Blu-ray Disc Versus Other Optical Discs
A Blu-ray disc, looks much like any other optical disc, including first-generation CDs, second-generation DVDs, and the competing third-generation HD DVDs.
A Blu-ray disc system uses a blue-violet laser with a wavelength of 405 nanometers to write and read data on the optical disc. This laser is the source of Blu-ray’s name and the technology which differentiates Blu-ray from previous generation optical media. The 405 nanometer blue-violet laser is also used for writing and reading data on third-generation HD DVD discs, which have smaller data storage capacity per layer. Older optical media require a red laser for data storage and retrieval.
Blu-ray Storage Capacity
The Blu-ray disc system uses a shorter wavelength than conventional optical discs (CD systems use a red laser with a wavelength of 780 nanometers whereas DVD systems use the same red laser with a wavelength of 650 nanometers). The shorter wavelength means more precise data recording, which allows more data to be packed on the Blu-ray disc surface than a comparable CD or DVD surface. In fact, a standard single-layer Blu-ray disc can store as much as 25 GB of digital data, more than five times the storage capacity of conventional DVDs. A dual-layer Blu-ray disc can store a maximum of 50 GB of digital data. On the drawing board are quadruple-layer Blu-ray discs with 100 GB digital data storage capacities.
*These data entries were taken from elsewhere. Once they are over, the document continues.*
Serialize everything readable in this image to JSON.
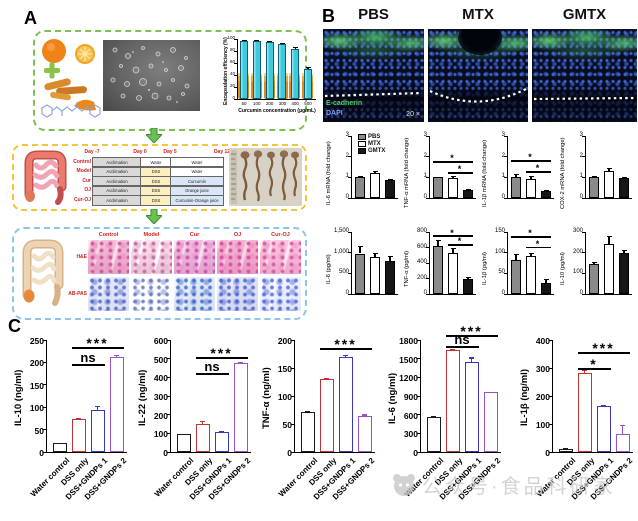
{
  "figure": {
    "panel_a_label": "A",
    "panel_b_label": "B",
    "panel_c_label": "C"
  },
  "panel_a": {
    "timeline_table": {
      "day_labels": [
        "Day -7",
        "Day 0",
        "Day 5",
        "Day 12"
      ],
      "rows": [
        {
          "group": "Control",
          "phases": [
            "Acclimation",
            "Water",
            "Water"
          ]
        },
        {
          "group": "Model",
          "phases": [
            "Acclimation",
            "DSS",
            "Water"
          ]
        },
        {
          "group": "Cur",
          "phases": [
            "Acclimation",
            "DSS",
            "Curcumin"
          ]
        },
        {
          "group": "OJ",
          "phases": [
            "Acclimation",
            "DSS",
            "Orange juice"
          ]
        },
        {
          "group": "Cur-OJ",
          "phases": [
            "Acclimation",
            "DSS",
            "Curcumin-Orange juice"
          ]
        }
      ]
    },
    "histology": {
      "columns": [
        "Control",
        "Model",
        "Cur",
        "OJ",
        "Cur-OJ"
      ],
      "row_labels": [
        "H&E",
        "AB-PAS"
      ]
    }
  },
  "panel_b": {
    "conditions": [
      "PBS",
      "MTX",
      "GMTX"
    ],
    "image_labels": {
      "stain1": "E-cadherin",
      "stain2": "DAPI",
      "magnification": "20 ×"
    },
    "legend": [
      "PBS",
      "MTX",
      "GMTX"
    ],
    "bar_fills": [
      "#8a8a8a",
      "#ffffff",
      "#161616"
    ]
  },
  "panel_c": {
    "categories": [
      "Water control",
      "DSS only",
      "DSS+GNDPs 1",
      "DSS+GNDPs 2"
    ],
    "bar_colors": [
      "#1a1a1a",
      "#c03434",
      "#3838bc",
      "#9a52c8"
    ]
  },
  "watermark": {
    "text": "公众号·食品科研家"
  },
  "chart_data": [
    {
      "id": "encapsulation",
      "type": "bar",
      "kind": "e",
      "ylabel": "Encapsulation efficiency (%)",
      "xlabel": "Curcumin concentration (μg/mL)",
      "categories": [
        "50",
        "100",
        "200",
        "300",
        "400",
        "500"
      ],
      "values": [
        97,
        97,
        95,
        91,
        84,
        50
      ],
      "errors": [
        2,
        2,
        2,
        2,
        3,
        3
      ],
      "ylim": [
        0,
        100
      ],
      "yticks": [
        {
          "v": 0,
          "label": "0"
        },
        {
          "v": 20,
          "label": "20"
        },
        {
          "v": 40,
          "label": "40"
        },
        {
          "v": 60,
          "label": "60"
        },
        {
          "v": 80,
          "label": "80"
        },
        {
          "v": 100,
          "label": "100"
        }
      ],
      "bar_color": "#3ec9dd",
      "grid": false
    },
    {
      "id": "il6_mrna",
      "type": "bar",
      "kind": "b",
      "ylabel": "IL-6 mRNA (fold change)",
      "categories": [
        "PBS",
        "MTX",
        "GMTX"
      ],
      "values": [
        1.0,
        1.2,
        0.85
      ],
      "errors": [
        0.08,
        0.1,
        0.06
      ],
      "ylim": [
        0,
        3
      ],
      "yticks": [
        {
          "v": 0,
          "label": "0"
        },
        {
          "v": 1,
          "label": "1"
        },
        {
          "v": 2,
          "label": "2"
        },
        {
          "v": 3,
          "label": "3"
        }
      ],
      "legend": true,
      "sig": []
    },
    {
      "id": "tnfa_mrna",
      "type": "bar",
      "kind": "b",
      "ylabel": "TNF-α mRNA (fold change)",
      "categories": [
        "PBS",
        "MTX",
        "GMTX"
      ],
      "values": [
        1.0,
        0.98,
        0.4
      ],
      "errors": [
        0.03,
        0.1,
        0.05
      ],
      "ylim": [
        0,
        3
      ],
      "yticks": [
        {
          "v": 0,
          "label": "0"
        },
        {
          "v": 1,
          "label": "1"
        },
        {
          "v": 2,
          "label": "2"
        },
        {
          "v": 3,
          "label": "3"
        }
      ],
      "sig": [
        {
          "from": 0,
          "to": 2,
          "label": "*",
          "y": 1.78
        },
        {
          "from": 1,
          "to": 2,
          "label": "*",
          "y": 1.25
        }
      ]
    },
    {
      "id": "il1b_mrna",
      "type": "bar",
      "kind": "b",
      "ylabel": "IL-1β mRNA (fold change)",
      "categories": [
        "PBS",
        "MTX",
        "GMTX"
      ],
      "values": [
        1.0,
        0.93,
        0.33
      ],
      "errors": [
        0.16,
        0.13,
        0.07
      ],
      "ylim": [
        0,
        3
      ],
      "yticks": [
        {
          "v": 0,
          "label": "0"
        },
        {
          "v": 1,
          "label": "1"
        },
        {
          "v": 2,
          "label": "2"
        },
        {
          "v": 3,
          "label": "3"
        }
      ],
      "sig": [
        {
          "from": 0,
          "to": 2,
          "label": "*",
          "y": 1.82
        },
        {
          "from": 1,
          "to": 2,
          "label": "*",
          "y": 1.3
        }
      ]
    },
    {
      "id": "cox2_mrna",
      "type": "bar",
      "kind": "b",
      "ylabel": "COX-2 mRNA (fold change)",
      "categories": [
        "PBS",
        "MTX",
        "GMTX"
      ],
      "values": [
        1.03,
        1.3,
        0.95
      ],
      "errors": [
        0.05,
        0.16,
        0.05
      ],
      "ylim": [
        0,
        3
      ],
      "yticks": [
        {
          "v": 0,
          "label": "0"
        },
        {
          "v": 1,
          "label": "1"
        },
        {
          "v": 2,
          "label": "2"
        },
        {
          "v": 3,
          "label": "3"
        }
      ],
      "sig": []
    },
    {
      "id": "il6_protein",
      "type": "bar",
      "kind": "b",
      "ylabel": "IL-6 (pg/ml)",
      "categories": [
        "PBS",
        "MTX",
        "GMTX"
      ],
      "values": [
        980,
        905,
        790
      ],
      "errors": [
        190,
        85,
        140
      ],
      "ylim": [
        0,
        1500
      ],
      "yticks": [
        {
          "v": 0,
          "label": "0"
        },
        {
          "v": 500,
          "label": "500"
        },
        {
          "v": 1000,
          "label": "1,000"
        },
        {
          "v": 1500,
          "label": "1,500"
        }
      ],
      "sig": []
    },
    {
      "id": "tnfa_protein",
      "type": "bar",
      "kind": "b",
      "ylabel": "TNF-α (pg/ml)",
      "categories": [
        "PBS",
        "MTX",
        "GMTX"
      ],
      "values": [
        615,
        535,
        190
      ],
      "errors": [
        85,
        55,
        35
      ],
      "ylim": [
        0,
        800
      ],
      "yticks": [
        {
          "v": 0,
          "label": "0"
        },
        {
          "v": 200,
          "label": "200"
        },
        {
          "v": 400,
          "label": "400"
        },
        {
          "v": 600,
          "label": "600"
        },
        {
          "v": 800,
          "label": "800"
        }
      ],
      "sig": [
        {
          "from": 0,
          "to": 2,
          "label": "*",
          "y": 755
        },
        {
          "from": 1,
          "to": 2,
          "label": "*",
          "y": 645
        }
      ]
    },
    {
      "id": "il1b_protein",
      "type": "bar",
      "kind": "b",
      "ylabel": "IL-1β (pg/ml)",
      "categories": [
        "PBS",
        "MTX",
        "GMTX"
      ],
      "values": [
        83,
        93,
        27
      ],
      "errors": [
        13,
        6,
        9
      ],
      "ylim": [
        0,
        150
      ],
      "yticks": [
        {
          "v": 0,
          "label": "0"
        },
        {
          "v": 50,
          "label": "50"
        },
        {
          "v": 100,
          "label": "100"
        },
        {
          "v": 150,
          "label": "150"
        }
      ],
      "sig": [
        {
          "from": 0,
          "to": 2,
          "label": "*",
          "y": 140
        },
        {
          "from": 1,
          "to": 2,
          "label": "*",
          "y": 114
        }
      ]
    },
    {
      "id": "il10_protein",
      "type": "bar",
      "kind": "b",
      "ylabel": "IL-10 (pg/ml)",
      "categories": [
        "PBS",
        "MTX",
        "GMTX"
      ],
      "values": [
        145,
        240,
        197
      ],
      "errors": [
        10,
        42,
        14
      ],
      "ylim": [
        0,
        300
      ],
      "yticks": [
        {
          "v": 0,
          "label": "0"
        },
        {
          "v": 100,
          "label": "100"
        },
        {
          "v": 200,
          "label": "200"
        },
        {
          "v": 300,
          "label": "300"
        }
      ],
      "sig": []
    },
    {
      "id": "c_il10",
      "type": "bar",
      "kind": "c",
      "ylabel": "IL-10 (ng/ml)",
      "categories": [
        "Water control",
        "DSS only",
        "DSS+GNDPs 1",
        "DSS+GNDPs 2"
      ],
      "values": [
        20,
        74,
        93,
        213
      ],
      "errors": [
        1,
        3,
        9,
        3
      ],
      "ylim": [
        0,
        250
      ],
      "yticks": [
        {
          "v": 0,
          "label": "0"
        },
        {
          "v": 50,
          "label": "50"
        },
        {
          "v": 100,
          "label": "100"
        },
        {
          "v": 150,
          "label": "150"
        },
        {
          "v": 200,
          "label": "200"
        },
        {
          "v": 250,
          "label": "250"
        }
      ],
      "sig": [
        {
          "from": 1,
          "to": 3,
          "label": "***",
          "y": 235
        },
        {
          "from": 1,
          "to": 2,
          "label": "ns",
          "y": 196
        }
      ]
    },
    {
      "id": "c_il22",
      "type": "bar",
      "kind": "c",
      "ylabel": "IL-22 (ng/ml)",
      "categories": [
        "Water control",
        "DSS only",
        "DSS+GNDPs 1",
        "DSS+GNDPs 2"
      ],
      "values": [
        95,
        148,
        105,
        475
      ],
      "errors": [
        4,
        18,
        5,
        7
      ],
      "ylim": [
        0,
        600
      ],
      "yticks": [
        {
          "v": 0,
          "label": "0"
        },
        {
          "v": 100,
          "label": "100"
        },
        {
          "v": 200,
          "label": "200"
        },
        {
          "v": 300,
          "label": "300"
        },
        {
          "v": 400,
          "label": "400"
        },
        {
          "v": 500,
          "label": "500"
        },
        {
          "v": 600,
          "label": "600"
        }
      ],
      "sig": [
        {
          "from": 1,
          "to": 3,
          "label": "***",
          "y": 508
        },
        {
          "from": 1,
          "to": 2,
          "label": "ns",
          "y": 422
        }
      ]
    },
    {
      "id": "c_tnfa",
      "type": "bar",
      "kind": "c",
      "ylabel": "TNF-α (ng/ml)",
      "categories": [
        "Water control",
        "DSS only",
        "DSS+GNDPs 1",
        "DSS+GNDPs 2"
      ],
      "values": [
        72,
        130,
        170,
        65
      ],
      "errors": [
        2,
        2,
        4,
        2
      ],
      "ylim": [
        0,
        200
      ],
      "yticks": [
        {
          "v": 0,
          "label": "0"
        },
        {
          "v": 50,
          "label": "50"
        },
        {
          "v": 100,
          "label": "100"
        },
        {
          "v": 150,
          "label": "150"
        },
        {
          "v": 200,
          "label": "200"
        }
      ],
      "sig": [
        {
          "from": 1,
          "to": 3,
          "label": "***",
          "y": 186
        }
      ]
    },
    {
      "id": "c_il6",
      "type": "bar",
      "kind": "c",
      "ylabel": "IL-6 (ng/ml)",
      "categories": [
        "Water control",
        "DSS only",
        "DSS+GNDPs 1",
        "DSS+GNDPs 2"
      ],
      "values": [
        570,
        1640,
        1450,
        960
      ],
      "errors": [
        10,
        20,
        70,
        12
      ],
      "ylim": [
        0,
        1800
      ],
      "yticks": [
        {
          "v": 0,
          "label": "0"
        },
        {
          "v": 300,
          "label": "300"
        },
        {
          "v": 600,
          "label": "600"
        },
        {
          "v": 900,
          "label": "900"
        },
        {
          "v": 1200,
          "label": "1200"
        },
        {
          "v": 1500,
          "label": "1500"
        },
        {
          "v": 1800,
          "label": "1800"
        }
      ],
      "sig": [
        {
          "from": 1,
          "to": 3,
          "label": "***",
          "y": 1885
        },
        {
          "from": 1,
          "to": 2,
          "label": "ns",
          "y": 1705
        }
      ]
    },
    {
      "id": "c_il1b",
      "type": "bar",
      "kind": "c",
      "ylabel": "IL-1β (ng/ml)",
      "categories": [
        "Water control",
        "DSS only",
        "DSS+GNDPs 1",
        "DSS+GNDPs 2"
      ],
      "values": [
        10,
        283,
        163,
        63
      ],
      "errors": [
        3,
        10,
        5,
        33
      ],
      "ylim": [
        0,
        400
      ],
      "yticks": [
        {
          "v": 0,
          "label": "0"
        },
        {
          "v": 100,
          "label": "100"
        },
        {
          "v": 200,
          "label": "200"
        },
        {
          "v": 300,
          "label": "300"
        },
        {
          "v": 400,
          "label": "400"
        }
      ],
      "sig": [
        {
          "from": 1,
          "to": 3,
          "label": "***",
          "y": 358
        },
        {
          "from": 1,
          "to": 2,
          "label": "*",
          "y": 300
        }
      ]
    }
  ]
}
To enjoy the considerable benefits of a Blu-ray disc, one must have a Blu-ray disc player (either standalone or software-based) that supports reading of the Blu-ray disc. Blu-ray video players need to have an MPEG-2 codec (which makes a player capable of playing DVDs and HD DVDs), a VC-1 codec, and an AVC or MPEG-4 codec. Movies stored in Blu-ray discs will use any one of the above-mentioned codecs. One movie can also have more than one codec, as long as each codec used is supported by Blu-ray technology.